The main advantage of this is that it does phylogenetic PCA (following Revell 2009), but scales better to larger datasets because it does not involve N × N (for N taxa) matrix inversion. (Indeed, this is kind of the point of contrasts!)
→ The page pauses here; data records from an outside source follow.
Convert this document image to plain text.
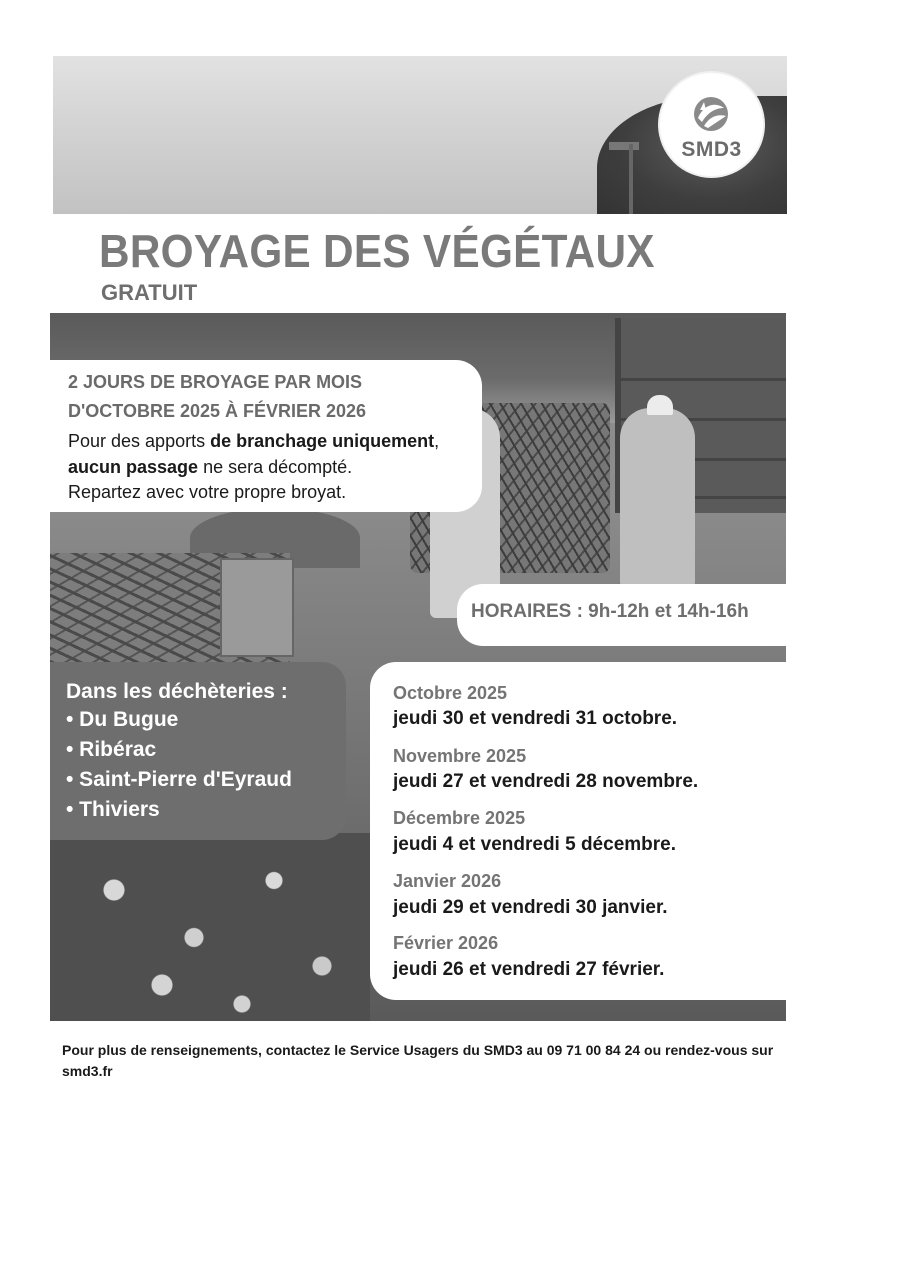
SMD3
BROYAGE DES VÉGÉTAUX
GRATUIT
2 JOURS DE BROYAGE PAR MOIS
D'OCTOBRE 2025 À FÉVRIER 2026
Pour des apports de branchage uniquement,
aucun passage ne sera décompté.
Repartez avec votre propre broyat.
HORAIRES : 9h-12h et 14h-16h
Dans les déchèteries :
• Du Bugue
• Ribérac
• Saint-Pierre d'Eyraud
• Thiviers
Octobre 2025
jeudi 30 et vendredi 31 octobre.
Novembre 2025
jeudi 27 et vendredi 28 novembre.
Décembre 2025
jeudi 4 et vendredi 5 décembre.
Janvier 2026
jeudi 29 et vendredi 30 janvier.
Février 2026
jeudi 26 et vendredi 27 février.
Pour plus de renseignements, contactez le Service Usagers du SMD3 au 09 71 00 84 24 ou rendez-vous sur smd3.fr
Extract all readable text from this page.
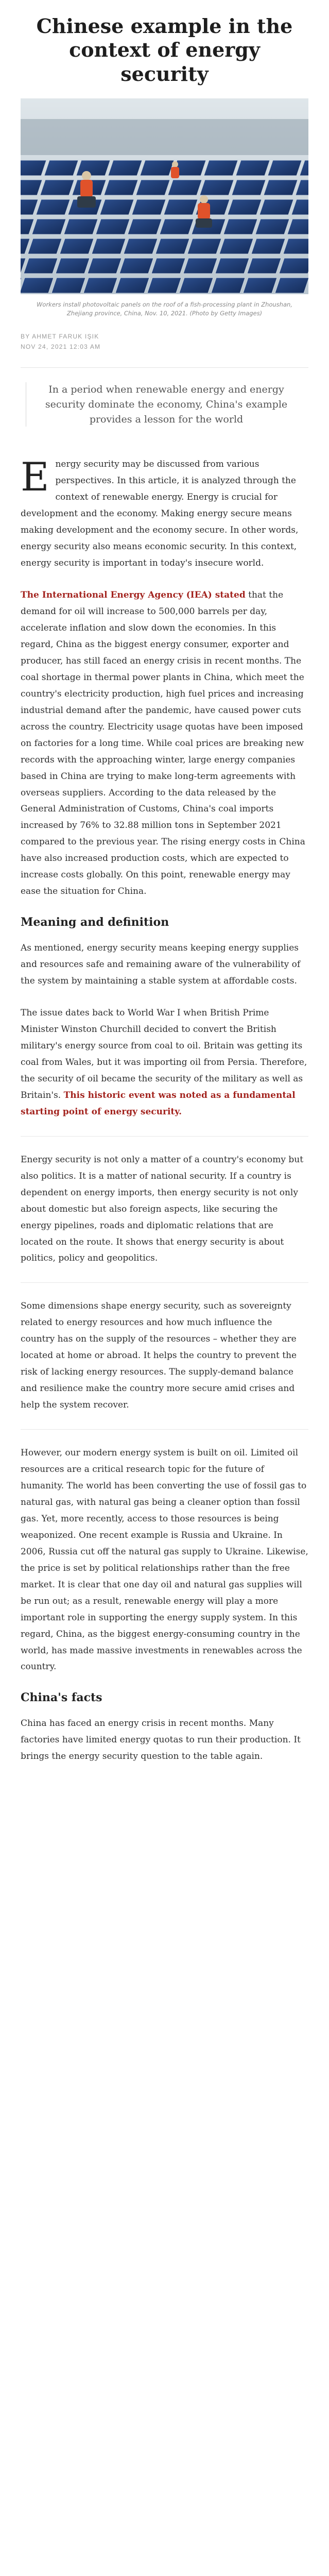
Chinese example in the context of energy security
Workers install photovoltaic panels on the roof of a fish-processing plant in Zhoushan, Zhejiang province, China, Nov. 10, 2021. (Photo by Getty Images)
BY AHMET FARUK IŞIK
NOV 24, 2021 12:03 AM
In a period when renewable energy and energy security dominate the economy, China's example provides a lesson for the world

Energy security may be discussed from various perspectives. In this article, it is analyzed through the context of renewable energy. Energy is crucial for development and the economy. Making energy secure means making development and the economy secure. In other words, energy security also means economic security. In this context, energy security is important in today's insecure world.

The International Energy Agency (IEA) stated that the demand for oil will increase to 500,000 barrels per day, accelerate inflation and slow down the economies. In this regard, China as the biggest energy consumer, exporter and producer, has still faced an energy crisis in recent months. The coal shortage in thermal power plants in China, which meet the country's electricity production, high fuel prices and increasing industrial demand after the pandemic, have caused power cuts across the country. Electricity usage quotas have been imposed on factories for a long time. While coal prices are breaking new records with the approaching winter, large energy companies based in China are trying to make long-term agreements with overseas suppliers. According to the data released by the General Administration of Customs, China's coal imports increased by 76% to 32.88 million tons in September 2021 compared to the previous year. The rising energy costs in China have also increased production costs, which are expected to increase costs globally. On this point, renewable energy may ease the situation for China.

Meaning and definition

As mentioned, energy security means keeping energy supplies and resources safe and remaining aware of the vulnerability of the system by maintaining a stable system at affordable costs.

The issue dates back to World War I when British Prime Minister Winston Churchill decided to convert the British military's energy source from coal to oil. Britain was getting its coal from Wales, but it was importing oil from Persia. Therefore, the security of oil became the security of the military as well as Britain's. This historic event was noted as a fundamental starting point of energy security.

Energy security is not only a matter of a country's economy but also politics. It is a matter of national security. If a country is dependent on energy imports, then energy security is not only about domestic but also foreign aspects, like securing the energy pipelines, roads and diplomatic relations that are located on the route. It shows that energy security is about politics, policy and geopolitics.

Some dimensions shape energy security, such as sovereignty related to energy resources and how much influence the country has on the supply of the resources – whether they are located at home or abroad. It helps the country to prevent the risk of lacking energy resources. The supply-demand balance and resilience make the country more secure amid crises and help the system recover.

However, our modern energy system is built on oil. Limited oil resources are a critical research topic for the future of humanity. The world has been converting the use of fossil gas to natural gas, with natural gas being a cleaner option than fossil gas. Yet, more recently, access to those resources is being weaponized. One recent example is Russia and Ukraine. In 2006, Russia cut off the natural gas supply to Ukraine. Likewise, the price is set by political relationships rather than the free market. It is clear that one day oil and natural gas supplies will be run out; as a result, renewable energy will play a more important role in supporting the energy supply system. In this regard, China, as the biggest energy-consuming country in the world, has made massive investments in renewables across the country.

China's facts

China has faced an energy crisis in recent months. Many factories have limited energy quotas to run their production. It brings the energy security question to the table again.
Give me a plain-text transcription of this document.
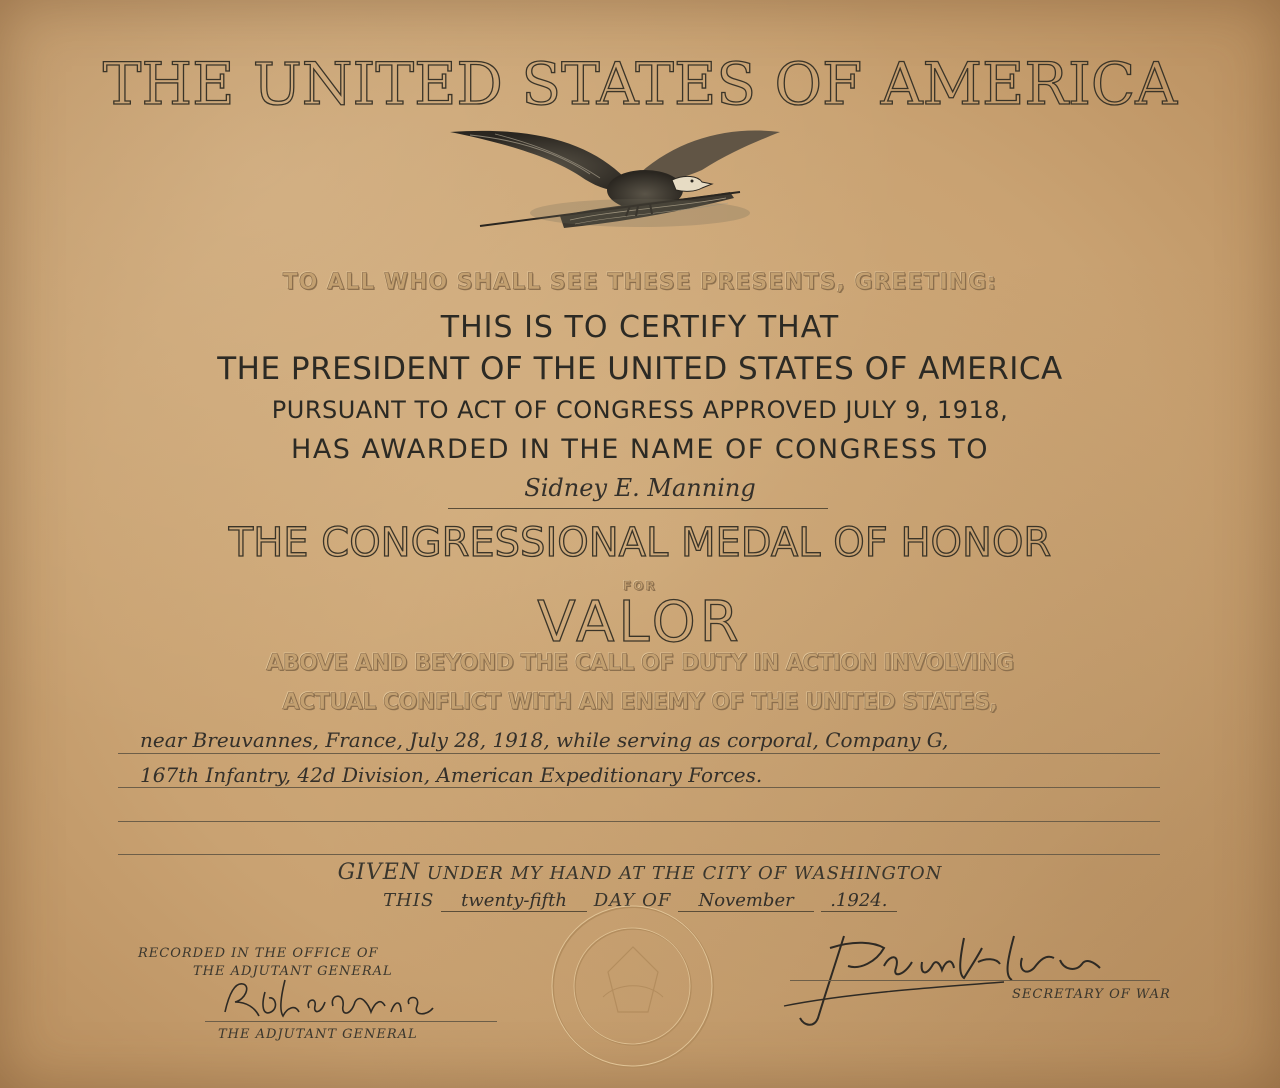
THE UNITED STATES OF AMERICA
TO ALL WHO SHALL SEE THESE PRESENTS, GREETING:
THIS IS TO CERTIFY THAT
THE PRESIDENT OF THE UNITED STATES OF AMERICA
PURSUANT TO ACT OF CONGRESS APPROVED JULY 9, 1918,
HAS AWARDED IN THE NAME OF CONGRESS TO
Sidney E. Manning
THE CONGRESSIONAL MEDAL OF HONOR
FOR
VALOR
ABOVE AND BEYOND THE CALL OF DUTY IN ACTION INVOLVING
ACTUAL CONFLICT WITH AN ENEMY OF THE UNITED STATES,
near Breuvannes, France, July 28, 1918, while serving as corporal, Company G,
167th Infantry, 42d Division, American Expeditionary Forces.
GIVEN UNDER MY HAND AT THE CITY OF WASHINGTON
THIS twenty-fifth DAY OF November .1924.
RECORDED IN THE OFFICE OF
THE ADJUTANT GENERAL
THE ADJUTANT GENERAL
SECRETARY OF WAR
After a bit of fiddling, today I wrote an extension of this to Pagel’s (1999) λ.
This is what that function looks like.
phyl_pca<-function(tree,X,method="BM"){
lik<-function(lambda,tree,X){
tt<-phytools:::lambdaTree(tree,lambda)
pics<-lapply(X,pic,tt,scaled=FALSE,var.contrasts=TRUE)
pX<-sapply(pics,function(x) x[,1]/sqrt(x[,2]))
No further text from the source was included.